# Cabinet door slider hardware



## pogobongo (Jun 16, 2009)

Greetings to all - I have just found this forum and it looks like it contains a wealth of information from a large group of experienced people - just what I need!

My wife has designed a bathroom cabinet - I just need to build it! 

Essentialy it is a box (with shelves inside) about 48" high x 57" wide by 6" deep. The problem is that she wants the front to be a single large mirror that slides open at least 32".

The mirror can be mounted on plywood to make the attachment of sliding hardware possible, but I don't seem to be able to find anything that will do the job.

Potentially drawer sliders will have to do, but when the door is slid open, they will look really ugly. Equally I am not sure I will be able to actually mount/engage the sliding and static parts of the sliders since I cannot slide the door into the sliders the way that a drawer normally does.

Any thoughts? It's impossible to even start the project without knowing how the hardware is going to mount up.

Thanks for your ideas and help!!


----------



## cabinetman (Jul 5, 2007)

*WELCOME TO THE FORUM*

Here is one type of sliding door hardware.


----------



## pogobongo (Jun 16, 2009)

*Cantilever requirement*

Thanks for the fast response.

Probably I wan't clear, but the door must slide out from the box, i.e. the only support will come from "track" still in the box. This is why a drawer type slider seems the closest solution, providing solid support as the door cantilevers out.
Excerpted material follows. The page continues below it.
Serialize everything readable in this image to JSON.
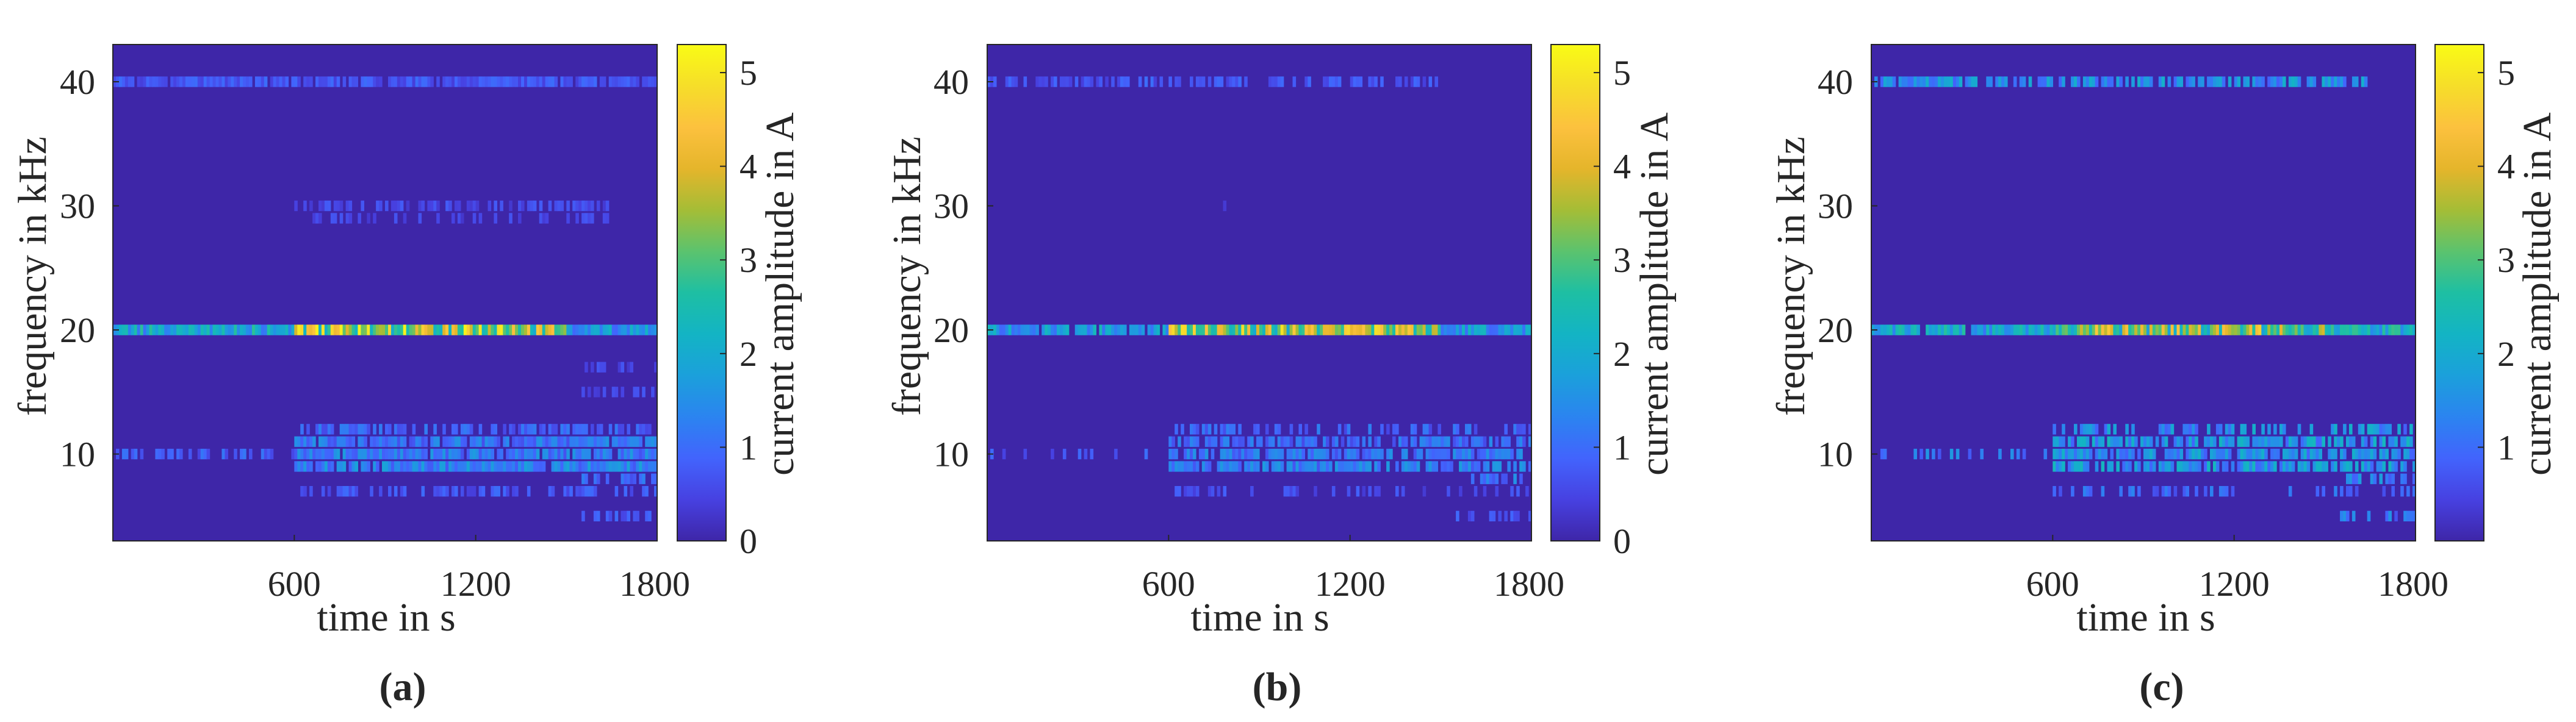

Thanks again for your thoughts and suggestions.


----------



## skymaster (Oct 30, 2006)

Pogo: Go to Blum website. They have cabinet hardware that opens UP like a flap. Once you get a part number you can hunt it down on the net


----------



## red (Sep 30, 2008)

If your cabinet is only 6" deep, how is any drawer slide that opens to 32" going to fit inside it? Just thinking out loud.

Red


----------